L’Union européenne, le Groenland et le Danemark ont signé à Nuuk une nouvelle déclaration politique, tandis que l’UE engage 200 millions d’euros pour des projets au Groenland en 2026 et 2027. La présidente de la Commission européenne, Ursula von der Leyen, a annoncé lundi ce programme Global Gateway aux côtés du premier ministre groenlandais Jens-Frederik Nielsen et de la première ministre danoise Mette Frederiksen. L’accord élargit sensiblement leurs relations dans un contexte de fortes tensions autour de la souveraineté de ce territoire arctique.
Selon la Commission européenne, l’enveloppe financera la connectivité par satellite et par câble, l’hydroélectricité, les matières premières critiques, l’éducation et la pêche. Le logement, le tourisme durable et l’aide aux petites entreprises figurent aussi parmi les secteurs choisis pour améliorer la vie quotidienne et la résilience économique. La déclaration commune doit renforcer la coordination des investissements, le dialogue politique et les échanges entre les populations.
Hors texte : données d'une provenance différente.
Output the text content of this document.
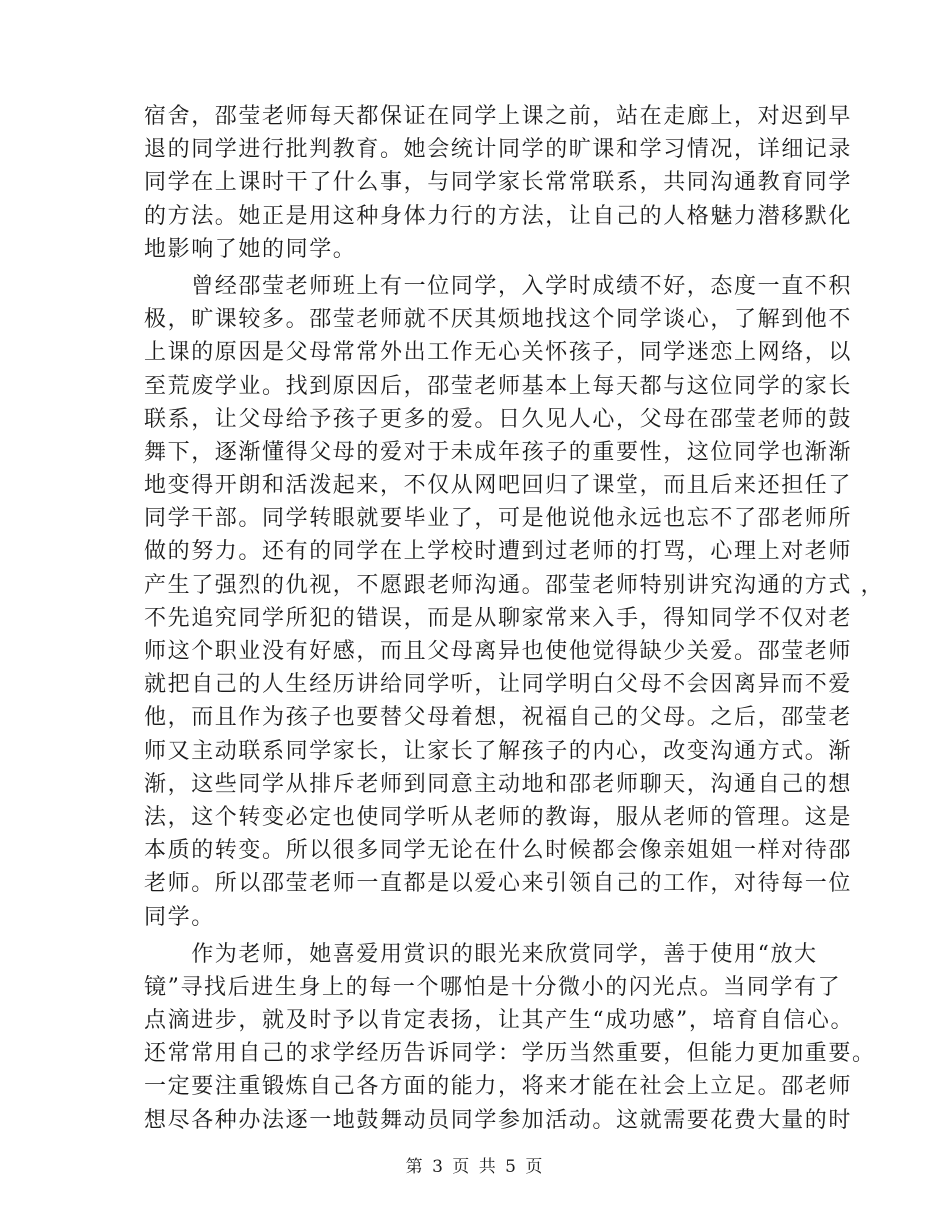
宿舍，邵莹老师每天都保证在同学上课之前，站在走廊上，对迟到早
退的同学进行批判教育。她会统计同学的旷课和学习情况，详细记录
同学在上课时干了什么事，与同学家长常常联系，共同沟通教育同学
的方法。她正是用这种身体力行的方法，让自己的人格魅力潜移默化
地影响了她的同学。
　　曾经邵莹老师班上有一位同学，入学时成绩不好，态度一直不积
极，旷课较多。邵莹老师就不厌其烦地找这个同学谈心，了解到他不
上课的原因是父母常常外出工作无心关怀孩子，同学迷恋上网络，以
至荒废学业。找到原因后，邵莹老师基本上每天都与这位同学的家长
联系，让父母给予孩子更多的爱。日久见人心，父母在邵莹老师的鼓
舞下，逐渐懂得父母的爱对于未成年孩子的重要性，这位同学也渐渐
地变得开朗和活泼起来，不仅从网吧回归了课堂，而且后来还担任了
同学干部。同学转眼就要毕业了，可是他说他永远也忘不了邵老师所
做的努力。还有的同学在上学校时遭到过老师的打骂，心理上对老师
产生了强烈的仇视，不愿跟老师沟通。邵莹老师特别讲究沟通的方式 ，
不先追究同学所犯的错误，而是从聊家常来入手，得知同学不仅对老
师这个职业没有好感，而且父母离异也使他觉得缺少关爱。邵莹老师
就把自己的人生经历讲给同学听，让同学明白父母不会因离异而不爱
他，而且作为孩子也要替父母着想，祝福自己的父母。之后，邵莹老
师又主动联系同学家长，让家长了解孩子的内心，改变沟通方式。渐
渐，这些同学从排斥老师到同意主动地和邵老师聊天，沟通自己的想
法，这个转变必定也使同学听从老师的教诲，服从老师的管理。这是
本质的转变。所以很多同学无论在什么时候都会像亲姐姐一样对待邵
老师。所以邵莹老师一直都是以爱心来引领自己的工作，对待每一位
同学。
　　作为老师，她喜爱用赏识的眼光来欣赏同学，善于使用“放大
镜”寻找后进生身上的每一个哪怕是十分微小的闪光点。当同学有了
点滴进步，就及时予以肯定表扬，让其产生“成功感”，培育自信心。
还常常用自己的求学经历告诉同学：学历当然重要，但能力更加重要。
一定要注重锻炼自己各方面的能力，将来才能在社会上立足。邵老师
想尽各种办法逐一地鼓舞动员同学参加活动。这就需要花费大量的时
第 3 页 共 5 页
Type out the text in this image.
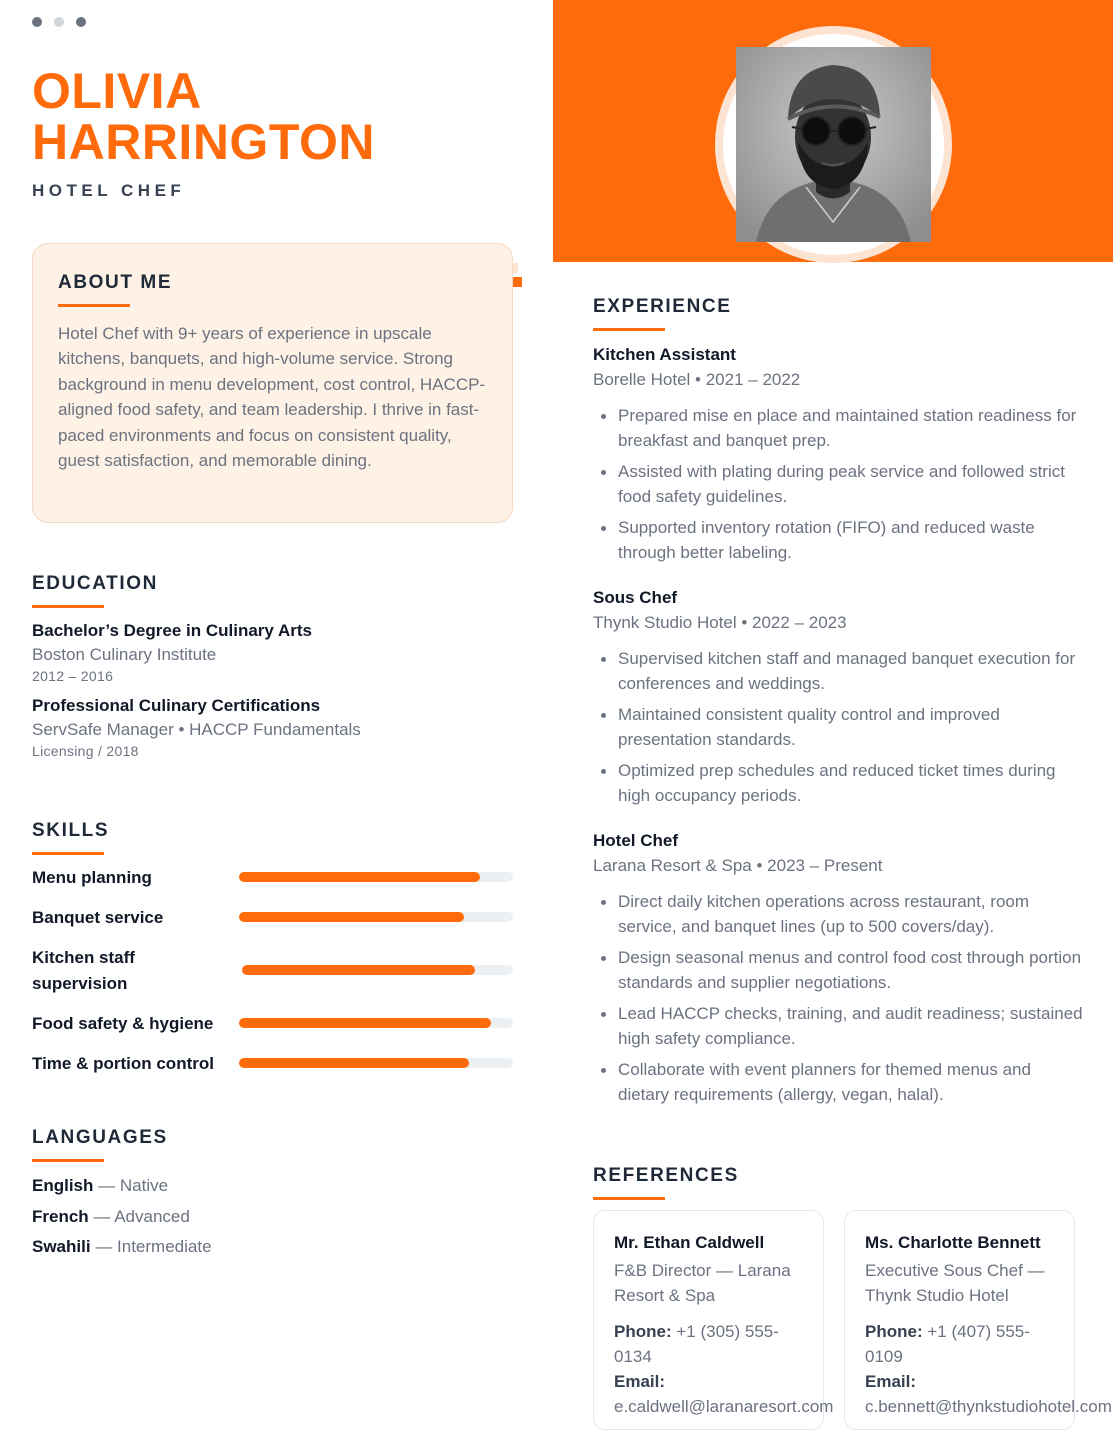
OLIVIA
HARRINGTON
HOTEL CHEF
ABOUT ME

Hotel Chef with 9+ years of experience in upscale kitchens, banquets, and high-volume service. Strong background in menu development, cost control, HACCP-aligned food safety, and team leadership. I thrive in fast-paced environments and focus on consistent quality, guest satisfaction, and memorable dining.

EDUCATION
Bachelor’s Degree in Culinary Arts
Boston Culinary Institute
2012 – 2016
Professional Culinary Certifications
ServSafe Manager • HACCP Fundamentals
Licensing / 2018
SKILLS
Menu planning
Banquet service
Kitchen staff supervision
Food safety & hygiene
Time & portion control
LANGUAGES
English — Native
French — Advanced
Swahili — Intermediate
EXPERIENCE
Kitchen Assistant
Borelle Hotel • 2021 – 2022
Prepared mise en place and maintained station readiness for breakfast and banquet prep.
Assisted with plating during peak service and followed strict food safety guidelines.
Supported inventory rotation (FIFO) and reduced waste through better labeling.
Sous Chef
Thynk Studio Hotel • 2022 – 2023
Supervised kitchen staff and managed banquet execution for conferences and weddings.
Maintained consistent quality control and improved presentation standards.
Optimized prep schedules and reduced ticket times during high occupancy periods.
Hotel Chef
Larana Resort & Spa • 2023 – Present
Direct daily kitchen operations across restaurant, room service, and banquet lines (up to 500 covers/day).
Design seasonal menus and control food cost through portion standards and supplier negotiations.
Lead HACCP checks, training, and audit readiness; sustained high safety compliance.
Collaborate with event planners for themed menus and dietary requirements (allergy, vegan, halal).
REFERENCES
Mr. Ethan Caldwell
F&B Director — Larana Resort & Spa
Phone: +1 (305) 555-0134
Email:
e.caldwell@laranaresort.com
Ms. Charlotte Bennett
Executive Sous Chef — Thynk Studio Hotel
Phone: +1 (407) 555-0109
Email:
c.bennett@thynkstudiohotel.com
L’accord transmet également un message géopolitique. Le Groenland est un territoire autonome du Royaume du Danemark, pays membre de l’UE et de l’OTAN. L’île a quitté la Communauté économique européenne en 1985, mais ses habitants possèdent la citoyenneté européenne par l’intermédiaire du Danemark. Le président américain Donald Trump affirme régulièrement que Washington devrait contrôler le Groenland pour des raisons de sécurité, une position rejetée à Nuuk et à Copenhague.
Von der Leyen a déclaré que l’avenir du Groenland relevait des populations du Groenland et du Danemark, en rattachant cette position aux principes internationaux de souveraineté, d’intégrité territoriale et d’inviolabilité des frontières. Nielsen a qualifié l’UE de partenaire fidèle face à des défis que le Groenland ne peut affronter seul. Frederiksen a reconnu les pressions subies et salué l’appui des partenaires européens, selon les comptes rendus officiels et ceux des médias internationaux.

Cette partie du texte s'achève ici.